A vocação para laxante e a propensão a afrontar o colegiado rendeu a Gilmar Mendes, somente no ano passado, meia dúzia de pedidos de impeachment. Desses, dois foram mandados para o arquivo por Eunício Oliveira antes mesmo que tivessem qualquer tramitação, e os demais, aí incluído o que foi respaldado num abaixo-assinado virtual com 1,7 milhão de apoios, dormitam nas gavetas da presidência do Senado. Semanas atrás, o jurista Modesto Carvalhosa protocolou mais um, mas cabe ao Senado julgar pedidos de impeachment contra ministros do Supremo, e como o número de parlamentares que já foram ou estão prestes a ser denunciados por práticas pouco republicanas não para de crescer, o ministro está pouco se lixando, confiante de que os pedidos continuarão sendo engavetados (ao menos até a próxima legislatura).
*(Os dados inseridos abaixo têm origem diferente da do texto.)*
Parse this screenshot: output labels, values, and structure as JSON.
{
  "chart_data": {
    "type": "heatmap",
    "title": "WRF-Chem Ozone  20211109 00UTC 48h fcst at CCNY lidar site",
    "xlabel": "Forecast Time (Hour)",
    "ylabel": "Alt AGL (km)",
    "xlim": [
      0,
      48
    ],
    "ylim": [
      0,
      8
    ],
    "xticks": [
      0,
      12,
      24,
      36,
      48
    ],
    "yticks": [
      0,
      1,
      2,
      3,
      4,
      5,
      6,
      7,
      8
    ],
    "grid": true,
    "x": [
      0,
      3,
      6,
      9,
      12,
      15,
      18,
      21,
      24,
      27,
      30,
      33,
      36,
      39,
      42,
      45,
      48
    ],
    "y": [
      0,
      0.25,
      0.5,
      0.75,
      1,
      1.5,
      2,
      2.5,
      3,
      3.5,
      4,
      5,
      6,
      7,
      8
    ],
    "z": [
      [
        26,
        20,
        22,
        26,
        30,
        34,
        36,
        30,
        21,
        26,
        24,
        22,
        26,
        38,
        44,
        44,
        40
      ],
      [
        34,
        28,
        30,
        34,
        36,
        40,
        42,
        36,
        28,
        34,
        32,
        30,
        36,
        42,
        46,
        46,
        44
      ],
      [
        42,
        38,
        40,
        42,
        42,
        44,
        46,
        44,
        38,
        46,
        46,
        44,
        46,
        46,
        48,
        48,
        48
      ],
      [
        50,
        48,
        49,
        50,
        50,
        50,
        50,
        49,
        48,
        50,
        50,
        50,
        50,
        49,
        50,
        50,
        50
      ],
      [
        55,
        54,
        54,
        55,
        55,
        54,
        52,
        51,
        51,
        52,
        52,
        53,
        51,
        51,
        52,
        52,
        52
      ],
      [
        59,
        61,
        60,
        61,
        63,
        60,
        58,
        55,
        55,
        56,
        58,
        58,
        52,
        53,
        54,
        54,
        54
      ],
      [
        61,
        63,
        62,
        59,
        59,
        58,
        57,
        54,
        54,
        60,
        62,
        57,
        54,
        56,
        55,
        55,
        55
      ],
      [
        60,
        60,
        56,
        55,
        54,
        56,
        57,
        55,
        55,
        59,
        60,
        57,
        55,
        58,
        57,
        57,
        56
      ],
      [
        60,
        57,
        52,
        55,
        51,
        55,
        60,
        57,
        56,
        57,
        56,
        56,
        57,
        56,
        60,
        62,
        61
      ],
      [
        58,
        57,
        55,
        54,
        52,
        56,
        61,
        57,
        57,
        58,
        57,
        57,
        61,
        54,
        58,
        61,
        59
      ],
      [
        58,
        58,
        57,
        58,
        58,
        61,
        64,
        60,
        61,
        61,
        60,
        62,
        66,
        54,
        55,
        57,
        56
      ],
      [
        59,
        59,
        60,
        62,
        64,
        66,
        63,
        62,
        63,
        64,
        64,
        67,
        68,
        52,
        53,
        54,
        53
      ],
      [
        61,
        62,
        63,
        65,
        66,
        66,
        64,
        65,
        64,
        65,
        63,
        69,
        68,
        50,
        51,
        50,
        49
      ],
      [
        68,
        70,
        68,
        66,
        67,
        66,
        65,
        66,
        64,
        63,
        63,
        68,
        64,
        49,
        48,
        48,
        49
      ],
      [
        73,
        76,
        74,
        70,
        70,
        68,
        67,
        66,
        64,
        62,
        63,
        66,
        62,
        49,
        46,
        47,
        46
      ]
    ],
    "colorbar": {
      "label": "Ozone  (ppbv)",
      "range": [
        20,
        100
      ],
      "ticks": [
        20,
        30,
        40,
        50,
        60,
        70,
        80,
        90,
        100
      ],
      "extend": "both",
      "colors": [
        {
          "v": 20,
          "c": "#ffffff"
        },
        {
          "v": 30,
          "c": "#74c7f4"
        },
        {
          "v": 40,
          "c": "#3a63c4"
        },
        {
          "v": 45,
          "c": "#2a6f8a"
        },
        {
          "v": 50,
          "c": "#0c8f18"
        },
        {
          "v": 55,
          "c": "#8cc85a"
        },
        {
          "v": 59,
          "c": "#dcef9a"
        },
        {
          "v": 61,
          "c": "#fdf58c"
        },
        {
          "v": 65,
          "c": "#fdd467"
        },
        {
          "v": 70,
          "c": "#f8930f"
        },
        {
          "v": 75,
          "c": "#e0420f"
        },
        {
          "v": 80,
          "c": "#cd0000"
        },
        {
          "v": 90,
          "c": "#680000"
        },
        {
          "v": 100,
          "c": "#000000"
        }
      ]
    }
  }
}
As recorrentes trocas acaloradas de opinião entre o Gilmar Mendes e Luiz Roberto Barroso chamam a atenção tanto pela virulência quanto pela circunstância ― inédita, pelo menos até onde a vista alcança ― de um membro da Suprema Corte tratar um colega por “você” (“me deixa de fora desse seu mau sentimento; você é uma pessoa horrível, uma mistura do mal com o atraso e pitadas de psicopatia”, disse Barroso a Mendes).
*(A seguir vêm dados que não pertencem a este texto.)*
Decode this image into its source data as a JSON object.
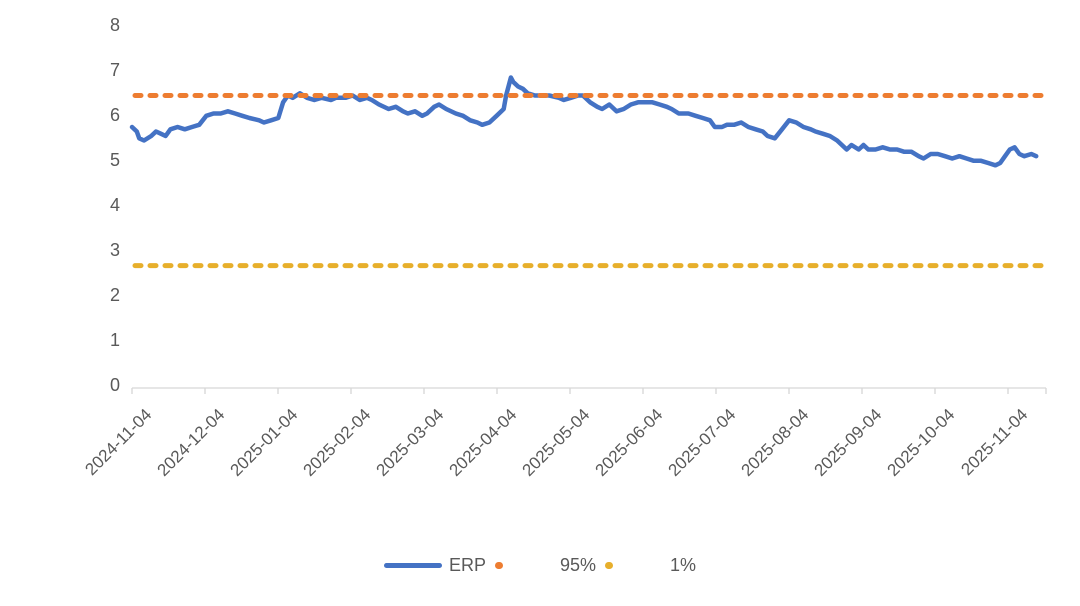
{
  "colors": {
    "erp_line": "#4472C4",
    "p95_line": "#ED7D31",
    "p1_line": "#E7AF2C",
    "axis_line": "#D6D6D6",
    "axis_text": "#595959",
    "background": "#FFFFFF"
  },
  "legend": {
    "erp_label": "ERP",
    "p95_label": "95%",
    "p1_label": "1%"
  },
  "chart_data": {
    "type": "line",
    "title": "",
    "xlabel": "",
    "ylabel": "",
    "grid": false,
    "legend_position": "bottom",
    "y_axis": {
      "min": 0,
      "max": 8,
      "step": 1,
      "tick_labels": [
        "0",
        "1",
        "2",
        "3",
        "4",
        "5",
        "6",
        "7",
        "8"
      ]
    },
    "x_axis": {
      "tick_labels": [
        "2024-11-04",
        "2024-12-04",
        "2025-01-04",
        "2025-02-04",
        "2025-03-04",
        "2025-04-04",
        "2025-05-04",
        "2025-06-04",
        "2025-07-04",
        "2025-08-04",
        "2025-09-04",
        "2025-10-04",
        "2025-11-04"
      ],
      "tick_interval": "1 month",
      "label_rotation_deg": 45
    },
    "series": [
      {
        "name": "ERP",
        "color": "#4472C4",
        "style": "solid",
        "points": [
          [
            "2024-11-04",
            5.8
          ],
          [
            "2024-11-06",
            5.7
          ],
          [
            "2024-11-07",
            5.55
          ],
          [
            "2024-11-09",
            5.5
          ],
          [
            "2024-11-12",
            5.6
          ],
          [
            "2024-11-14",
            5.7
          ],
          [
            "2024-11-16",
            5.65
          ],
          [
            "2024-11-18",
            5.6
          ],
          [
            "2024-11-20",
            5.75
          ],
          [
            "2024-11-23",
            5.8
          ],
          [
            "2024-11-26",
            5.75
          ],
          [
            "2024-11-29",
            5.8
          ],
          [
            "2024-12-02",
            5.85
          ],
          [
            "2024-12-05",
            6.05
          ],
          [
            "2024-12-08",
            6.1
          ],
          [
            "2024-12-11",
            6.1
          ],
          [
            "2024-12-14",
            6.15
          ],
          [
            "2024-12-17",
            6.1
          ],
          [
            "2024-12-20",
            6.05
          ],
          [
            "2024-12-23",
            6.0
          ],
          [
            "2024-12-27",
            5.95
          ],
          [
            "2024-12-29",
            5.9
          ],
          [
            "2025-01-01",
            5.95
          ],
          [
            "2025-01-04",
            6.0
          ],
          [
            "2025-01-06",
            6.35
          ],
          [
            "2025-01-08",
            6.5
          ],
          [
            "2025-01-10",
            6.45
          ],
          [
            "2025-01-13",
            6.55
          ],
          [
            "2025-01-16",
            6.45
          ],
          [
            "2025-01-19",
            6.4
          ],
          [
            "2025-01-22",
            6.45
          ],
          [
            "2025-01-26",
            6.4
          ],
          [
            "2025-01-28",
            6.45
          ],
          [
            "2025-02-01",
            6.45
          ],
          [
            "2025-02-04",
            6.5
          ],
          [
            "2025-02-07",
            6.4
          ],
          [
            "2025-02-10",
            6.45
          ],
          [
            "2025-02-12",
            6.4
          ],
          [
            "2025-02-15",
            6.3
          ],
          [
            "2025-02-19",
            6.2
          ],
          [
            "2025-02-22",
            6.25
          ],
          [
            "2025-02-25",
            6.15
          ],
          [
            "2025-02-27",
            6.1
          ],
          [
            "2025-03-02",
            6.15
          ],
          [
            "2025-03-05",
            6.05
          ],
          [
            "2025-03-07",
            6.1
          ],
          [
            "2025-03-10",
            6.25
          ],
          [
            "2025-03-12",
            6.3
          ],
          [
            "2025-03-15",
            6.2
          ],
          [
            "2025-03-19",
            6.1
          ],
          [
            "2025-03-22",
            6.05
          ],
          [
            "2025-03-25",
            5.95
          ],
          [
            "2025-03-28",
            5.9
          ],
          [
            "2025-03-30",
            5.85
          ],
          [
            "2025-04-02",
            5.9
          ],
          [
            "2025-04-05",
            6.05
          ],
          [
            "2025-04-08",
            6.2
          ],
          [
            "2025-04-09",
            6.5
          ],
          [
            "2025-04-11",
            6.9
          ],
          [
            "2025-04-12",
            6.8
          ],
          [
            "2025-04-14",
            6.7
          ],
          [
            "2025-04-16",
            6.65
          ],
          [
            "2025-04-18",
            6.55
          ],
          [
            "2025-04-21",
            6.5
          ],
          [
            "2025-04-24",
            6.5
          ],
          [
            "2025-04-27",
            6.5
          ],
          [
            "2025-05-01",
            6.45
          ],
          [
            "2025-05-03",
            6.4
          ],
          [
            "2025-05-06",
            6.45
          ],
          [
            "2025-05-09",
            6.5
          ],
          [
            "2025-05-11",
            6.5
          ],
          [
            "2025-05-14",
            6.35
          ],
          [
            "2025-05-17",
            6.25
          ],
          [
            "2025-05-19",
            6.2
          ],
          [
            "2025-05-22",
            6.3
          ],
          [
            "2025-05-25",
            6.15
          ],
          [
            "2025-05-28",
            6.2
          ],
          [
            "2025-05-31",
            6.3
          ],
          [
            "2025-06-03",
            6.35
          ],
          [
            "2025-06-06",
            6.35
          ],
          [
            "2025-06-09",
            6.35
          ],
          [
            "2025-06-12",
            6.3
          ],
          [
            "2025-06-15",
            6.25
          ],
          [
            "2025-06-17",
            6.2
          ],
          [
            "2025-06-20",
            6.1
          ],
          [
            "2025-06-24",
            6.1
          ],
          [
            "2025-06-27",
            6.05
          ],
          [
            "2025-06-30",
            6.0
          ],
          [
            "2025-07-03",
            5.95
          ],
          [
            "2025-07-05",
            5.8
          ],
          [
            "2025-07-08",
            5.8
          ],
          [
            "2025-07-10",
            5.85
          ],
          [
            "2025-07-13",
            5.85
          ],
          [
            "2025-07-16",
            5.9
          ],
          [
            "2025-07-19",
            5.8
          ],
          [
            "2025-07-22",
            5.75
          ],
          [
            "2025-07-25",
            5.7
          ],
          [
            "2025-07-27",
            5.6
          ],
          [
            "2025-07-30",
            5.55
          ],
          [
            "2025-08-02",
            5.75
          ],
          [
            "2025-08-05",
            5.95
          ],
          [
            "2025-08-08",
            5.9
          ],
          [
            "2025-08-11",
            5.8
          ],
          [
            "2025-08-14",
            5.75
          ],
          [
            "2025-08-16",
            5.7
          ],
          [
            "2025-08-19",
            5.65
          ],
          [
            "2025-08-22",
            5.6
          ],
          [
            "2025-08-25",
            5.5
          ],
          [
            "2025-08-27",
            5.4
          ],
          [
            "2025-08-29",
            5.3
          ],
          [
            "2025-08-31",
            5.4
          ],
          [
            "2025-09-03",
            5.3
          ],
          [
            "2025-09-05",
            5.4
          ],
          [
            "2025-09-07",
            5.3
          ],
          [
            "2025-09-10",
            5.3
          ],
          [
            "2025-09-13",
            5.35
          ],
          [
            "2025-09-16",
            5.3
          ],
          [
            "2025-09-19",
            5.3
          ],
          [
            "2025-09-22",
            5.25
          ],
          [
            "2025-09-25",
            5.25
          ],
          [
            "2025-09-28",
            5.15
          ],
          [
            "2025-09-30",
            5.1
          ],
          [
            "2025-10-03",
            5.2
          ],
          [
            "2025-10-06",
            5.2
          ],
          [
            "2025-10-09",
            5.15
          ],
          [
            "2025-10-12",
            5.1
          ],
          [
            "2025-10-15",
            5.15
          ],
          [
            "2025-10-18",
            5.1
          ],
          [
            "2025-10-21",
            5.05
          ],
          [
            "2025-10-24",
            5.05
          ],
          [
            "2025-10-27",
            5.0
          ],
          [
            "2025-10-30",
            4.95
          ],
          [
            "2025-11-01",
            5.0
          ],
          [
            "2025-11-03",
            5.15
          ],
          [
            "2025-11-05",
            5.3
          ],
          [
            "2025-11-07",
            5.35
          ],
          [
            "2025-11-09",
            5.2
          ],
          [
            "2025-11-11",
            5.15
          ],
          [
            "2025-11-14",
            5.2
          ],
          [
            "2025-11-16",
            5.15
          ]
        ]
      },
      {
        "name": "95%",
        "color": "#ED7D31",
        "style": "dashed",
        "constant_value": 6.5
      },
      {
        "name": "1%",
        "color": "#E7AF2C",
        "style": "dashed",
        "constant_value": 2.72
      }
    ]
  }
}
Há uma cizânia no STF, e o fator desencadeador é a Lava-Jato, que provocou a ruptura em três níveis: o primeiro no piso térreo dos partidarismos, o segundo no piso intermediário da postura dos juízes em face das penas, e o terceiro no alto plano das concepções teóricas. No térreo, a dissenção no tribunal corresponde às dissenções na política e na sociedade. Mendes, Toffoli e Lewandowski são os ministros com currículo e atuação mais ligados à política e aos políticos. O primeiro trabalhou nos governos Collor e FHC e é próximo do governo Temer. O segundo foi consultor da CUT, assessor jurídico da bancada do PT na Câmara e, no governo Lula, subchefe de assuntos jurídicos da Casa Civil e Advogado Geral da União. O terceiro trabalhou junto à administração do PMDB (hoje MDB) na prefeitura de São Bernardo do Campo e no governo de São Paulo, e no julgamento do mensalão fez o contraponto ao rigor do relator Joaquim Barbosa ― nenhum deles admitirá que os vínculos e as preferências políticas interferem em sua atividade, mas é óbvio que eles são pessoas inseridas na sociedade, e como tal portadoras de preferências políticas.
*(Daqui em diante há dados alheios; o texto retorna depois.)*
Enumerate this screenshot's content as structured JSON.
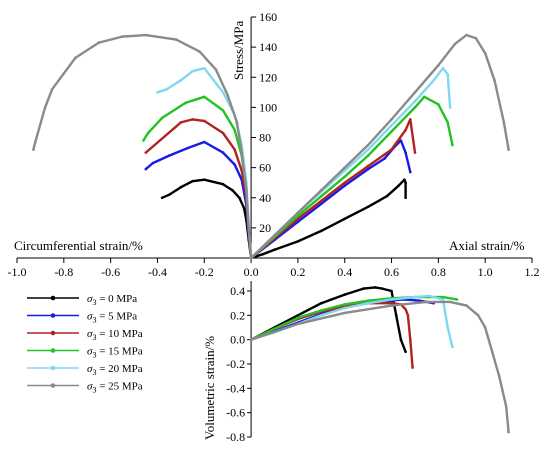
{
  "chart_data": {
    "type": "line",
    "y_axis_title": "Stress/MPa",
    "x_axis_title_left": "Circumferential strain/%",
    "x_axis_title_right": "Axial strain/%",
    "volumetric_axis_title": "Volumetric strain/%",
    "x_ticks": [
      "-1.0",
      "-0.8",
      "-0.6",
      "-0.4",
      "-0.2",
      "0.0",
      "0.2",
      "0.4",
      "0.6",
      "0.8",
      "1.0",
      "1.2"
    ],
    "x_tick_values": [
      -1.0,
      -0.8,
      -0.6,
      -0.4,
      -0.2,
      0.0,
      0.2,
      0.4,
      0.6,
      0.8,
      1.0,
      1.2
    ],
    "stress_ticks": [
      "20",
      "40",
      "60",
      "80",
      "100",
      "120",
      "140",
      "160"
    ],
    "stress_tick_values": [
      20,
      40,
      60,
      80,
      100,
      120,
      140,
      160
    ],
    "vol_ticks": [
      "0.4",
      "0.2",
      "0.0",
      "-0.2",
      "-0.4",
      "-0.6",
      "-0.8"
    ],
    "vol_tick_values": [
      0.4,
      0.2,
      0.0,
      -0.2,
      -0.4,
      -0.6,
      -0.8
    ],
    "xlim": [
      -1.0,
      1.2
    ],
    "stress_ylim": [
      0,
      160
    ],
    "vol_ylim": [
      -0.8,
      0.4
    ],
    "series": [
      {
        "name": "σ3 = 0 MPa",
        "label_sub": "3",
        "label_rest": " = 0 MPa",
        "color": "#000000",
        "axial": [
          [
            0,
            0
          ],
          [
            0.05,
            2.5
          ],
          [
            0.1,
            5.5
          ],
          [
            0.2,
            11
          ],
          [
            0.3,
            18
          ],
          [
            0.4,
            26
          ],
          [
            0.5,
            34
          ],
          [
            0.58,
            41
          ],
          [
            0.63,
            48
          ],
          [
            0.655,
            52
          ],
          [
            0.66,
            50
          ],
          [
            0.66,
            40
          ]
        ],
        "circ": [
          [
            0,
            0
          ],
          [
            -0.01,
            12
          ],
          [
            -0.02,
            25
          ],
          [
            -0.03,
            33
          ],
          [
            -0.05,
            40
          ],
          [
            -0.08,
            45
          ],
          [
            -0.12,
            49
          ],
          [
            -0.2,
            52
          ],
          [
            -0.25,
            51
          ],
          [
            -0.3,
            47
          ],
          [
            -0.35,
            42
          ],
          [
            -0.38,
            40
          ]
        ],
        "vol": [
          [
            0,
            0
          ],
          [
            0.1,
            0.1
          ],
          [
            0.2,
            0.2
          ],
          [
            0.3,
            0.3
          ],
          [
            0.4,
            0.37
          ],
          [
            0.48,
            0.42
          ],
          [
            0.53,
            0.43
          ],
          [
            0.56,
            0.42
          ],
          [
            0.6,
            0.4
          ],
          [
            0.62,
            0.2
          ],
          [
            0.64,
            0.0
          ],
          [
            0.66,
            -0.1
          ]
        ]
      },
      {
        "name": "σ3 = 5 MPa",
        "label_sub": "3",
        "label_rest": " = 5 MPa",
        "color": "#1a1ae6",
        "axial": [
          [
            0,
            0
          ],
          [
            0.1,
            12
          ],
          [
            0.2,
            24
          ],
          [
            0.3,
            36
          ],
          [
            0.4,
            48
          ],
          [
            0.5,
            59
          ],
          [
            0.57,
            66
          ],
          [
            0.62,
            75
          ],
          [
            0.64,
            78
          ],
          [
            0.66,
            70
          ],
          [
            0.68,
            57
          ]
        ],
        "circ": [
          [
            0,
            0
          ],
          [
            -0.01,
            15
          ],
          [
            -0.02,
            35
          ],
          [
            -0.04,
            52
          ],
          [
            -0.07,
            62
          ],
          [
            -0.12,
            70
          ],
          [
            -0.2,
            77
          ],
          [
            -0.27,
            73
          ],
          [
            -0.35,
            68
          ],
          [
            -0.42,
            63
          ],
          [
            -0.45,
            59
          ]
        ],
        "vol": [
          [
            0,
            0
          ],
          [
            0.1,
            0.07
          ],
          [
            0.2,
            0.14
          ],
          [
            0.3,
            0.21
          ],
          [
            0.4,
            0.27
          ],
          [
            0.5,
            0.3
          ],
          [
            0.55,
            0.31
          ],
          [
            0.6,
            0.32
          ],
          [
            0.64,
            0.33
          ],
          [
            0.66,
            0.33
          ],
          [
            0.72,
            0.32
          ],
          [
            0.78,
            0.3
          ]
        ]
      },
      {
        "name": "σ3 = 10 MPa",
        "label_sub": "3",
        "label_rest": " = 10 MPa",
        "color": "#b22222",
        "axial": [
          [
            0,
            0
          ],
          [
            0.1,
            13
          ],
          [
            0.2,
            26
          ],
          [
            0.3,
            38
          ],
          [
            0.4,
            50
          ],
          [
            0.5,
            61
          ],
          [
            0.6,
            72
          ],
          [
            0.66,
            85
          ],
          [
            0.68,
            92
          ],
          [
            0.7,
            70
          ]
        ],
        "circ": [
          [
            0,
            0
          ],
          [
            -0.01,
            18
          ],
          [
            -0.02,
            40
          ],
          [
            -0.04,
            58
          ],
          [
            -0.07,
            72
          ],
          [
            -0.12,
            83
          ],
          [
            -0.2,
            91
          ],
          [
            -0.25,
            92
          ],
          [
            -0.3,
            90
          ],
          [
            -0.45,
            70
          ]
        ],
        "vol": [
          [
            0,
            0
          ],
          [
            0.1,
            0.09
          ],
          [
            0.2,
            0.17
          ],
          [
            0.3,
            0.23
          ],
          [
            0.4,
            0.27
          ],
          [
            0.5,
            0.3
          ],
          [
            0.6,
            0.3
          ],
          [
            0.64,
            0.29
          ],
          [
            0.66,
            0.25
          ],
          [
            0.67,
            0.2
          ],
          [
            0.68,
            0.0
          ],
          [
            0.69,
            -0.23
          ]
        ]
      },
      {
        "name": "σ3 = 15 MPa",
        "label_sub": "3",
        "label_rest": " = 15 MPa",
        "color": "#22c322",
        "axial": [
          [
            0,
            0
          ],
          [
            0.1,
            14
          ],
          [
            0.2,
            28
          ],
          [
            0.3,
            41
          ],
          [
            0.4,
            54
          ],
          [
            0.5,
            68
          ],
          [
            0.6,
            84
          ],
          [
            0.7,
            100
          ],
          [
            0.74,
            107
          ],
          [
            0.8,
            102
          ],
          [
            0.84,
            90
          ],
          [
            0.86,
            75
          ]
        ],
        "circ": [
          [
            0,
            0
          ],
          [
            -0.01,
            20
          ],
          [
            -0.02,
            45
          ],
          [
            -0.04,
            68
          ],
          [
            -0.07,
            85
          ],
          [
            -0.12,
            98
          ],
          [
            -0.2,
            107
          ],
          [
            -0.28,
            103
          ],
          [
            -0.38,
            93
          ],
          [
            -0.44,
            83
          ],
          [
            -0.46,
            78
          ]
        ],
        "vol": [
          [
            0,
            0
          ],
          [
            0.1,
            0.09
          ],
          [
            0.2,
            0.18
          ],
          [
            0.3,
            0.24
          ],
          [
            0.4,
            0.29
          ],
          [
            0.5,
            0.32
          ],
          [
            0.6,
            0.34
          ],
          [
            0.7,
            0.35
          ],
          [
            0.76,
            0.35
          ],
          [
            0.82,
            0.35
          ],
          [
            0.88,
            0.33
          ]
        ]
      },
      {
        "name": "σ3 = 20 MPa",
        "label_sub": "3",
        "label_rest": " = 20 MPa",
        "color": "#7fd8f0",
        "axial": [
          [
            0,
            0
          ],
          [
            0.1,
            15
          ],
          [
            0.2,
            30
          ],
          [
            0.3,
            44
          ],
          [
            0.4,
            58
          ],
          [
            0.5,
            72
          ],
          [
            0.6,
            88
          ],
          [
            0.7,
            104
          ],
          [
            0.78,
            118
          ],
          [
            0.82,
            126
          ],
          [
            0.84,
            122
          ],
          [
            0.85,
            100
          ]
        ],
        "circ": [
          [
            0,
            0
          ],
          [
            -0.01,
            22
          ],
          [
            -0.02,
            50
          ],
          [
            -0.04,
            75
          ],
          [
            -0.07,
            95
          ],
          [
            -0.12,
            110
          ],
          [
            -0.2,
            126
          ],
          [
            -0.25,
            124
          ],
          [
            -0.3,
            118
          ],
          [
            -0.36,
            112
          ],
          [
            -0.4,
            110
          ]
        ],
        "vol": [
          [
            0,
            0
          ],
          [
            0.1,
            0.06
          ],
          [
            0.2,
            0.13
          ],
          [
            0.3,
            0.2
          ],
          [
            0.4,
            0.26
          ],
          [
            0.5,
            0.3
          ],
          [
            0.6,
            0.33
          ],
          [
            0.7,
            0.35
          ],
          [
            0.76,
            0.36
          ],
          [
            0.82,
            0.33
          ],
          [
            0.84,
            0.1
          ],
          [
            0.86,
            -0.06
          ]
        ]
      },
      {
        "name": "σ3 = 25 MPa",
        "label_sub": "3",
        "label_rest": " = 25 MPa",
        "color": "#8a8a8a",
        "axial": [
          [
            0,
            0
          ],
          [
            0.1,
            15
          ],
          [
            0.2,
            30
          ],
          [
            0.3,
            45
          ],
          [
            0.4,
            60
          ],
          [
            0.5,
            75
          ],
          [
            0.6,
            92
          ],
          [
            0.7,
            110
          ],
          [
            0.8,
            128
          ],
          [
            0.87,
            142
          ],
          [
            0.92,
            148
          ],
          [
            0.96,
            146
          ],
          [
            1.0,
            136
          ],
          [
            1.04,
            118
          ],
          [
            1.08,
            90
          ],
          [
            1.1,
            72
          ]
        ],
        "circ": [
          [
            0,
            0
          ],
          [
            -0.01,
            20
          ],
          [
            -0.02,
            45
          ],
          [
            -0.04,
            70
          ],
          [
            -0.06,
            90
          ],
          [
            -0.1,
            108
          ],
          [
            -0.15,
            125
          ],
          [
            -0.22,
            137
          ],
          [
            -0.32,
            145
          ],
          [
            -0.45,
            148
          ],
          [
            -0.55,
            147
          ],
          [
            -0.65,
            143
          ],
          [
            -0.75,
            133
          ],
          [
            -0.85,
            112
          ],
          [
            -0.88,
            100
          ],
          [
            -0.92,
            78
          ],
          [
            -0.93,
            72
          ]
        ],
        "vol": [
          [
            0,
            0
          ],
          [
            0.2,
            0.13
          ],
          [
            0.4,
            0.22
          ],
          [
            0.6,
            0.28
          ],
          [
            0.75,
            0.31
          ],
          [
            0.85,
            0.31
          ],
          [
            0.92,
            0.28
          ],
          [
            0.97,
            0.2
          ],
          [
            1.0,
            0.1
          ],
          [
            1.03,
            -0.1
          ],
          [
            1.06,
            -0.3
          ],
          [
            1.09,
            -0.55
          ],
          [
            1.1,
            -0.76
          ]
        ]
      }
    ]
  }
}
Observação: O terceto fantástico se consolidou contra o que alega ser avanços indevidos e arbitrariedades da Lava-Jato. Ainda que Mendes se declare antipetista e os demais sejam próximas à petralhada, o acordo entre eles é “você salva os meus que eu salvo os seus”. No campo oposto ficam Fachin, Barroso, Fux, Cármen Lúcia e, eventualmente, Rosa Weber ― um grupo que partilha uma comunhão ideológica em prol de uma faxina na política e uma revolução no modo de fazer campanhas, atuar no parlamento e governar. Ambos os lados fazem seus lances de olho no lance seguinte, e Marco Aurélio, Celso de Mello e Alexandre de Moraes oscilam entre um campo outro.

No piso intermediário fica o garantismo ― diz-se garantista o magistrado que garante a liberdade do réu até a dissipação da derradeira dúvida, a exemplo do ministro Marco Aurélio. Também há os garantistas de ocasião, que só o são quando o réu não é de tendência política contrária, mas isso já é outra conversa. No plano mais elevado situam-se as concepções sobre a natureza e o alcance da Constituição e do STF, e os três níveis da discórdia se fazem presentes, misturados, nas votações de 6 a 5 ou, no máximo, 7 a 4 que têm caracterizado o normal das sessões plenárias. Nas duas turmas, calhou de o trio assombro ficar reunido na segunda, deixando Fachin isolado ou, vez por outra, apoiado pelo decano da Corte. Aliás, as turmas ficaram conhecidas por apelidos: a primeira, que absolve sempre, é o Jardim do Éden, a segunda, que condena, é a Câmara de Gás.

Em setembro, Toffoli assumirá a presidência da Supremo (perspectiva assustadora, mas real). Consola o fato de que ele deixará a segunda turma, e Cármen Lúcia, que hoje é a presidente, assumirá seu lugar. Quando nada, a vida do ministro relator da Lava-Jato ficará menos espinhosa.

Haveria muito mais a dizer, mas vejo agora que este texto já superou (em muito) a extensão que eu considero aceitável. Para não cansar ainda mais o leitor, encerro por aqui.